LONG TERM OBSERVATIONS OF EARTHQUAKE SURFACE RUPTURE: 30 YEARS AFTER THE LANDERS 1992 EARTHQUAKE

The original form and initial modification of earthquake surface rupture are essential information about faulted landscapes. We present data from 30 years of the Emerson fault scarp formed in the 1992 M7.3 Landers, California, earthquake. We combine repeat photography and topographic surveys from 12 site visits (1992-2016) with field investigation in 2022.

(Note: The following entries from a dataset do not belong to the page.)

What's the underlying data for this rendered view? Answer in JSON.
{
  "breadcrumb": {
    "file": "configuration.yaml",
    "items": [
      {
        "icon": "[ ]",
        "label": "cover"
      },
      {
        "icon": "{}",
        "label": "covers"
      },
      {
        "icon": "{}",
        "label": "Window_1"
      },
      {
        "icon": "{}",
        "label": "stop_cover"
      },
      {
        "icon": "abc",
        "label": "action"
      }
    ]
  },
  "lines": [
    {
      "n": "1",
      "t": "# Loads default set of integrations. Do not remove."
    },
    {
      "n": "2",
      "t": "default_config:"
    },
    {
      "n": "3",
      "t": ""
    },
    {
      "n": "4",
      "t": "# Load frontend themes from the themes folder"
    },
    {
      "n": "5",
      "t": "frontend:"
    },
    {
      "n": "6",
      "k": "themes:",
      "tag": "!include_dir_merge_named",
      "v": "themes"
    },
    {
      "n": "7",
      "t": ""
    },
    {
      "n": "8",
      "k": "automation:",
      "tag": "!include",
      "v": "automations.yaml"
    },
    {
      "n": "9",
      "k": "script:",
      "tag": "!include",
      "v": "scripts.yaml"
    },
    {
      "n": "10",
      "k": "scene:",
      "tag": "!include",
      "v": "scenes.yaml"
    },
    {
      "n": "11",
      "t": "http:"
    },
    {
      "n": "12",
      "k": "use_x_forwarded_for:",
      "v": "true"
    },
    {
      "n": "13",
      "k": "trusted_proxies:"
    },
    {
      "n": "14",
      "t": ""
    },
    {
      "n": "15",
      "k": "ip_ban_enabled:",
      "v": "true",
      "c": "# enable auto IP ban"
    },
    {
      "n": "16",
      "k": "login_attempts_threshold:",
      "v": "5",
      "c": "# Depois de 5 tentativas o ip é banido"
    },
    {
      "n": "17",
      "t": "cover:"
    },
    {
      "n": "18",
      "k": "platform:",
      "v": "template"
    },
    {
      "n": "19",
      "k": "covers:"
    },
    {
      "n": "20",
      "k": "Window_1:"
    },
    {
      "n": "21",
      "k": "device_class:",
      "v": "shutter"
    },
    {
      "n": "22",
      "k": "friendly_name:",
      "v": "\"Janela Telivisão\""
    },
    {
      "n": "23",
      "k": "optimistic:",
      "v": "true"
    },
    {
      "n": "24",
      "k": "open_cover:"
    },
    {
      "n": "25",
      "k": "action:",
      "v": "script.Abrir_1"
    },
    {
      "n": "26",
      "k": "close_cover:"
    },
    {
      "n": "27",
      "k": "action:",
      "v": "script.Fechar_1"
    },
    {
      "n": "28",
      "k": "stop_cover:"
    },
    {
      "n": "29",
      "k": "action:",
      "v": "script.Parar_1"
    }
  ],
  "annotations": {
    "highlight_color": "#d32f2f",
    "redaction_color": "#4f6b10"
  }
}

In 1992, we did analog photography and total station survey (10³ points measured). By 2008, we used digital photography and terrestrial laser scanning (10⁷ points). In 2012, we began to use photogrammetry (10⁸ points). In 2022, we added more photos, revisited the survey control network with differential Global navigation satellite system (dGNSS), and performed a low-altitude Uncrewed Aerial System survey for photogrammetry (10⁹ points). We also made two excavations in 2022. The scarp-parallel cut exposed fine-grained alluvial fan facies consistent with the current depositional environment. The fault-normal trench exposed a 1-m-wide shear zone juxtaposing indurated silt and sandstone with unconsolidated silt and coarse sand with angular pebbles. 1992 fractures terminate a few cm below the surface. Pre-1992 rupture is suggested by upward-terminating fractures and coarse colluvial material within the downthrown, western side.

The 1992 earthquake caused ~5 m right lateral and 1-2 m vertical offset at the Emerson fault site. It lifted a series of 2000-4000 m² watersheds. Landscape response is controlled by seasonal rainfall, drainage basin form, substrate induration, and scarp morphology. Fault scarps modified without runoff have rounded and collapsed. The incision signal has propagated 50-70 m upstream (70-80% of total channel length) with meter-deep and dm-wide channels cutting the low relief pre-1992 valley floors. From these 30 years of observations, we developed a 3-stage model for post-earthquake landscape response: 1) Reestablish flow paths across simple scarps. Runoff diverts into the fracture network in broadly fractured scarps. 2) Integrate drainage network with small-scale capture events. 3) Extend flowpaths headward via knickzone retreat.